IL MINISTRO DELLA PUBBLICA ISTRUZIONE
DI CONCERTO CON
IL MINISTRO DEL TESORO E IL MINISTRO PER LA FUNZIONE PUBBLICA
Viste le disposizioni contenute nell'art. 1, commi 70 e seguenti,
della legge 23 dicembre 1996, n. 662, concernente misure di
razionalizzazione della finanza pubblica;
Visto il testo unico delle disposizioni legislative in materia di
istruzione approvato con il D.Lgs. 16 aprile 1994, n. 297 e, in
particolare, gli articoli 19, 22, 51, comma 3, 76, 77, 78, 79, 80 e
81;
Vista la legge 31 gennaio 1994, n. 97, relativa alle nuove
disposizioni per le zone montane;
Vista la legge 14 gennaio 1994, n. 20;
Visto il protocollo d'intesa tra il Ministero della pubblica
istruzione e l'Unione delle provincie d'Italia sottoscritto il 15
dicembre 1995;
Visto il decreto interministeriale 18 giugno 1996, n. 236,
concernente misure di razionalizzazione della rete scolastica per gli
anni scolastici 1996-97 e 1997-98;
Ravvisata la necessita' di provvedere alla riorganizzazione degli
insediamenti scolastici al fine di garantire maggiore efficacia alla
spesa per l'istruzione in conformita' agli obiettivi indicati
dall'art. 1 della legge n. 662/96 gia' citata;
Visto il parere negativo della conferenza dei Presidenti delle
Regioni espresso nella seduta del 13 febbraio 1997 sullo schema di
decreto interministeriale predisposto ai sensi dell'art. 1, comma 70,
della legge n. 662 sopracitata;
Considerato che il suddetto parere e' motivato con prevalente
riguardo alle funzioni e ai poteri da attribuire alle regioni e agli
enti locali, comprese le comunita' montane, nel procedimento di
riorganizzazione della rete scolastica;
Riscontrata la conformita' della normativa contenuta nello schema
del decreto al combinato disposto dei commi 70 e 81 dell'art. 1 della
stessa legge n. 662;
Tenuto conto dell'urgenza di definire l'assetto organizzativo degli
istituti di istruzione al fine di garantire la tempestiva
effettuazione del complesso di procedure che condizionano il regolare
inizio dell'attivita' scolastica per il prossimo anno scolastico;
Ritenuta peraltro l'opportunita', in considerazione dei motivi di
dissenso complessivamente manifestati con l'anzidetto parere, di
introdurre maggiori elementi di flessibilita', nelle disposizioni
contenute nello schema di provvedimento, favorendo la partecipazione
degli enti locali alle decisioni sulla localizzazione dell'offerta
formativa, con particolare riguardo alle esigenze delle comunita'
montane, delle piccole isole e delle zone caratterizzate da rilevanti
fenomeni di devianza minorile e giovanile;
Decreta:
DISPOSIZIONI RIGUARDANTI LA RIORGANIZZAZIONE
DELLA RETE SCOLASTICA
Art. 1
(Principi generali)
1.1 Al fine di assicurare maggiore efficacia ai processi formativi e
alle modalita' di impiego delle risorse professionali, strumentali e
finanziarie, sono emanate le disposizioni sulla riorganizzazione
della rete scolastica contenute nei successivi articoli.
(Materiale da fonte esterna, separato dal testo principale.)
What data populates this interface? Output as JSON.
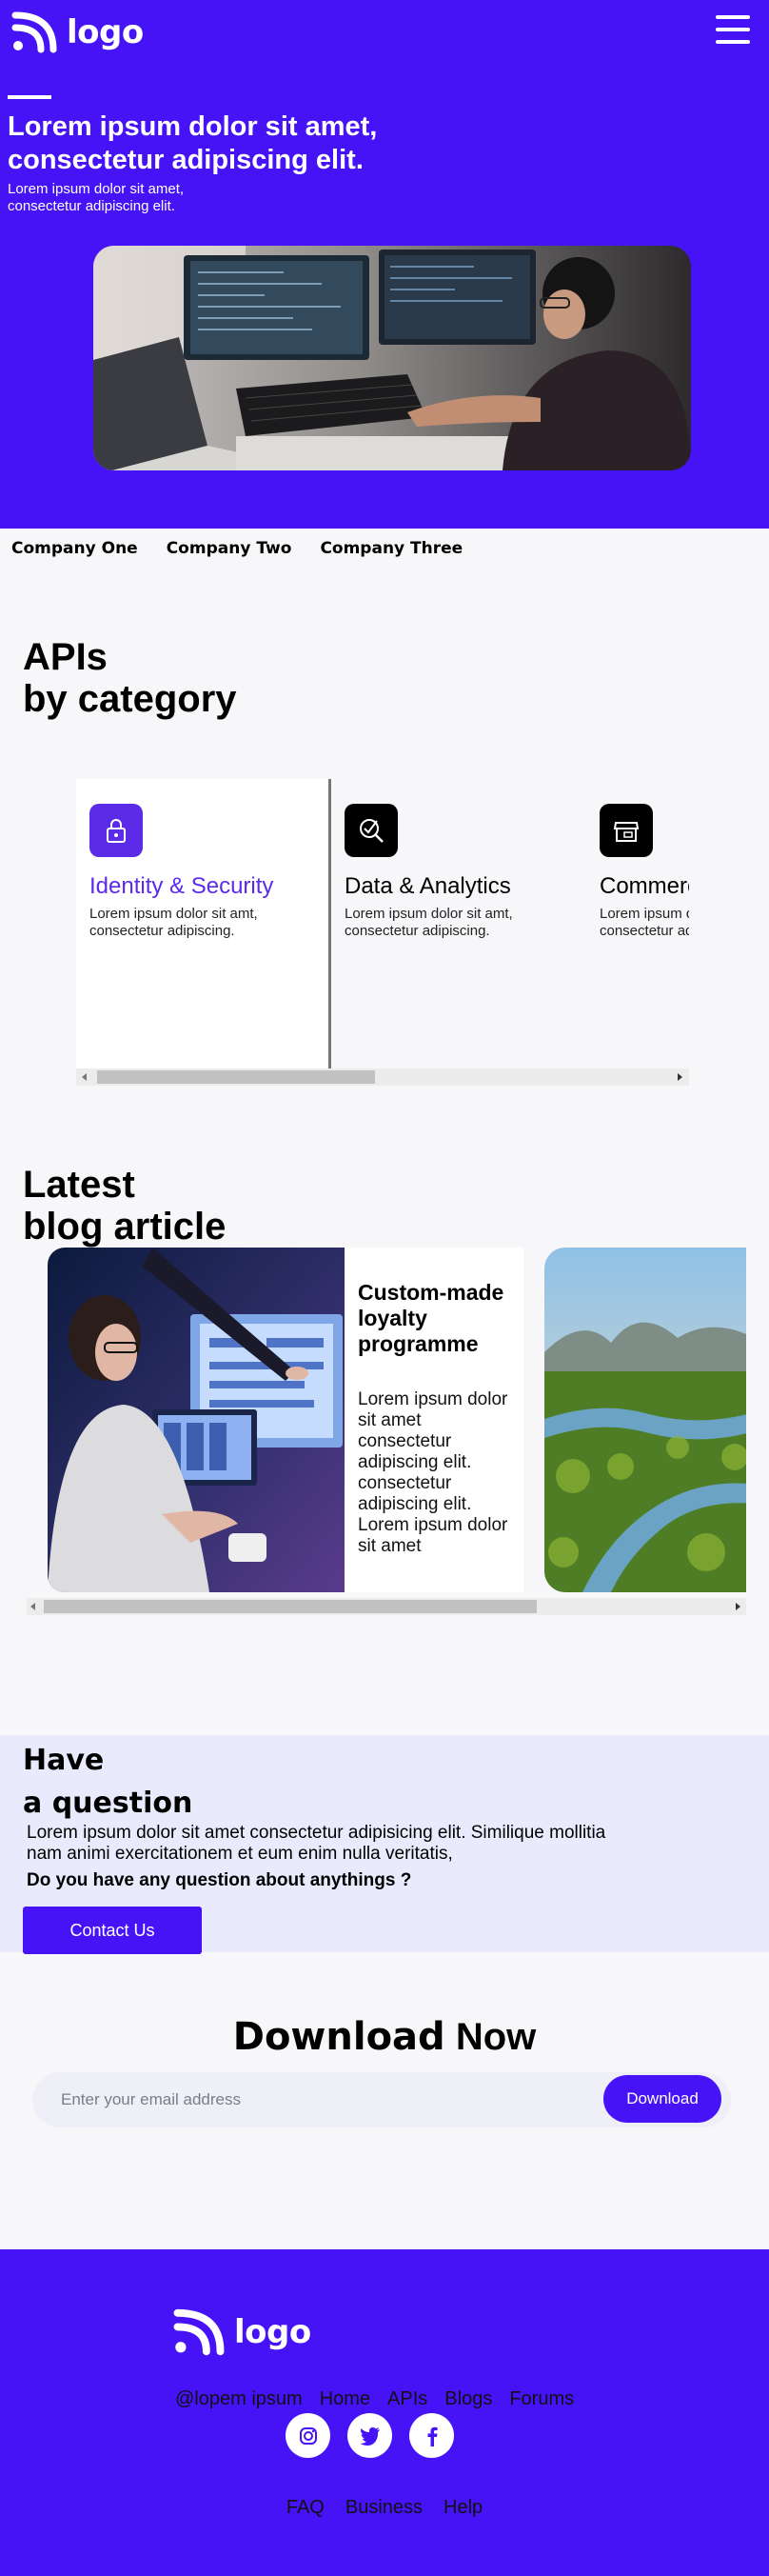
{
  "header": {
    "logo_text": "logo",
    "menu_icon": "hamburger-menu-icon"
  },
  "hero": {
    "title": "Lorem ipsum dolor sit amet, consectetur adipiscing elit.",
    "subtitle": "Lorem ipsum dolor sit amet, consectetur adipiscing elit.",
    "image": "developer-at-computers-photo"
  },
  "companies": [
    "Company One",
    "Company Two",
    "Company Three"
  ],
  "apis": {
    "title_line1": "APIs",
    "title_line2": "by category",
    "cards": [
      {
        "name": "Identity & Security",
        "desc": "Lorem ipsum dolor sit amt, consectetur adipiscing.",
        "icon": "lock-icon",
        "color": "#5b2be8"
      },
      {
        "name": "Data & Analytics",
        "desc": "Lorem ipsum dolor sit amt, consectetur adipiscing.",
        "icon": "analytics-search-icon",
        "color": "#000000"
      },
      {
        "name": "Commerce",
        "desc": "Lorem ipsum dolor sit amt, consectetur adipiscing.",
        "icon": "store-icon",
        "color": "#000000"
      }
    ]
  },
  "blog": {
    "title_line1": "Latest",
    "title_line2": "blog article",
    "article": {
      "heading": "Custom-made loyalty programme",
      "body": "Lorem ipsum dolor sit amet consectetur adipiscing elit. consectetur adipiscing elit. Lorem ipsum dolor sit amet"
    }
  },
  "question": {
    "title_line1": "Have",
    "title_line2": "a question",
    "text": "Lorem ipsum dolor sit amet consectetur adipisicing elit. Similique mollitia nam animi exercitationem et eum enim nulla veritatis,",
    "ask": "Do you have any question about anythings ?",
    "button": "Contact Us"
  },
  "download": {
    "title_bold": "Download",
    "title_light": "Now",
    "placeholder": "Enter your email address",
    "button": "Download"
  },
  "footer": {
    "logo_text": "logo",
    "links": [
      "@lopem ipsum",
      "Home",
      "APIs",
      "Blogs",
      "Forums"
    ],
    "social": [
      "instagram-icon",
      "twitter-icon",
      "facebook-icon"
    ],
    "bottom_links": [
      "FAQ",
      "Business",
      "Help"
    ]
  },
  "colors": {
    "brand": "#4613f6",
    "question_bg": "#e9ebfd",
    "page_bg": "#f7f7fa"
  }
}
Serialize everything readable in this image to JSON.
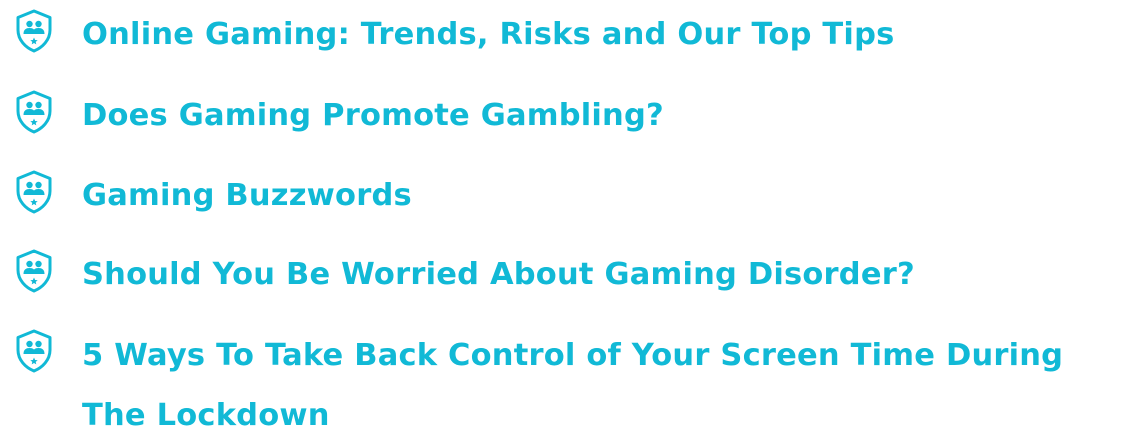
{
  "accent_color": "#11b9d6",
  "icon": "shield-people-star-icon",
  "links": [
    {
      "label": "Online Gaming: Trends, Risks and Our Top Tips"
    },
    {
      "label": "Does Gaming Promote Gambling?"
    },
    {
      "label": "Gaming Buzzwords"
    },
    {
      "label": "Should You Be Worried About Gaming Disorder?"
    },
    {
      "label": "5 Ways To Take Back Control of Your Screen Time During The Lockdown"
    }
  ]
}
1.2 Le stesse disposizioni garantiscono, comunque, le necessarie
condizioni di fruibilita' del servizio scolastico, in relazione
all'eta' degli alunni obbligati alla frequenza delle scuole
interessate, tenendo nella dovuta considerazione le specifiche
caratteristiche economiche, socio-culturali, demografiche ed
orografiche dei diversi ambiti territoriali, con particolare riguardo
alle esigenze dei comuni di montagna e delle piccole isole, nonche'
gli indici di dispersione scolastica e la presenza di alunni
portatori di handicap.
1.3 Ai fini indicati al comma 2 sono consentite compensazioni tra le
previsioni contenute nelle tabelle annesse al presente decreto per
ciascun grado di scuole, o limitati scostamenti dalle stesse
previsioni, senza derogare, pero', ai limiti degli organici
provinciali predeterminati dal relativo decreto interministeriale.